July 14, 2024

The CDC is Warning About Bird Flu Detections in Backyard Birds

If you buy chicken at the grocery store, you may have noticed that some products are becoming more scarce. Supply chain issues aside, that may be because the bird flu numbers in poultry are approaching record numbers. The Centers for Disease Control and Prevention (CDC) says that the highly pathogenic avian influenza (HPAI) A(H5) virus has now sickened 52,773,869 birds in the United States.

The CDC is Warning About Bird Flu Detections in Backyard Birds

The birds that are affected include wild aquatic birds, commercial poultry, and backyard or hobbyist flocks beginning in January 2022. Thees are the first detections of this particular strain in this country since 2016. The illness has been found in 46 states in this country and in 341 countries around the world.

In November 2022, the CDC said that 49,000,000 birds in 46 states had either died as a result of this virus or were culled because they were exposed to infected birds. The last time numbers were this high were in 2015, when 50.5 million birds in 21 states were affected.

While the overall risk to the general public to this virus is low, people who work around birds need to take precautions. In household settings where people have backyard flocks or pet birds, this warning must be taken seriously.

People who have backyard bird flocks have always been warned about protecting themselves and their families against Salmonella. As of November 10, 2022, there have been 1,250 Salmonella illnesses linked to backyard birds, with 225 hospitalizations and two deaths. The warnings and recommendations for protection against bird flu are roughly the same.

To protect yourself, avoid unprotected contact with wild or domestic birds and poultry that look sick or have died. Bird flu infections in people do happen most often after close, prolonged, and unprotected contact, including not wearing gloves or other protective gear.

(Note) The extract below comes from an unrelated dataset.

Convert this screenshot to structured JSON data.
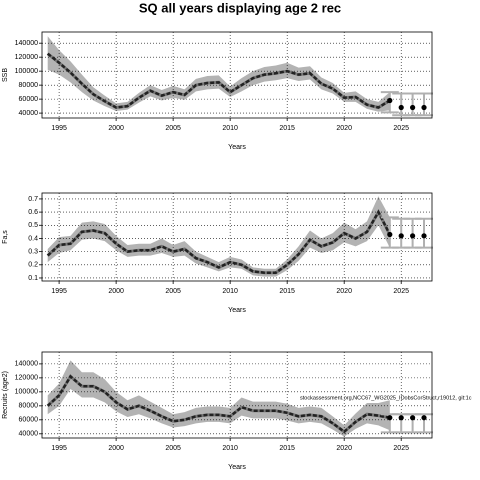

Avoid touching your mouth, nose, or eye3s during and after contact with birds or surfaces that may be contaminated with feces, mucus, or saliva from domestic poultry. Think about wearing a mask, gloves, and other personal protective equipment. Wash your hands thoroughly with soap and water after touching birds, and change your clothe before contact with healthy domestic poultry and after handling wild birds, captive wild birds, farmed birds, and other pet birds. Throw away gloves and facemasks, and thoroughly wash your hands.

As of November 10, 2022, there have been 5,190 people with exposure to the virus; just one infection was reported. Sporadic human infections would “not be surprising,” according to the CDC.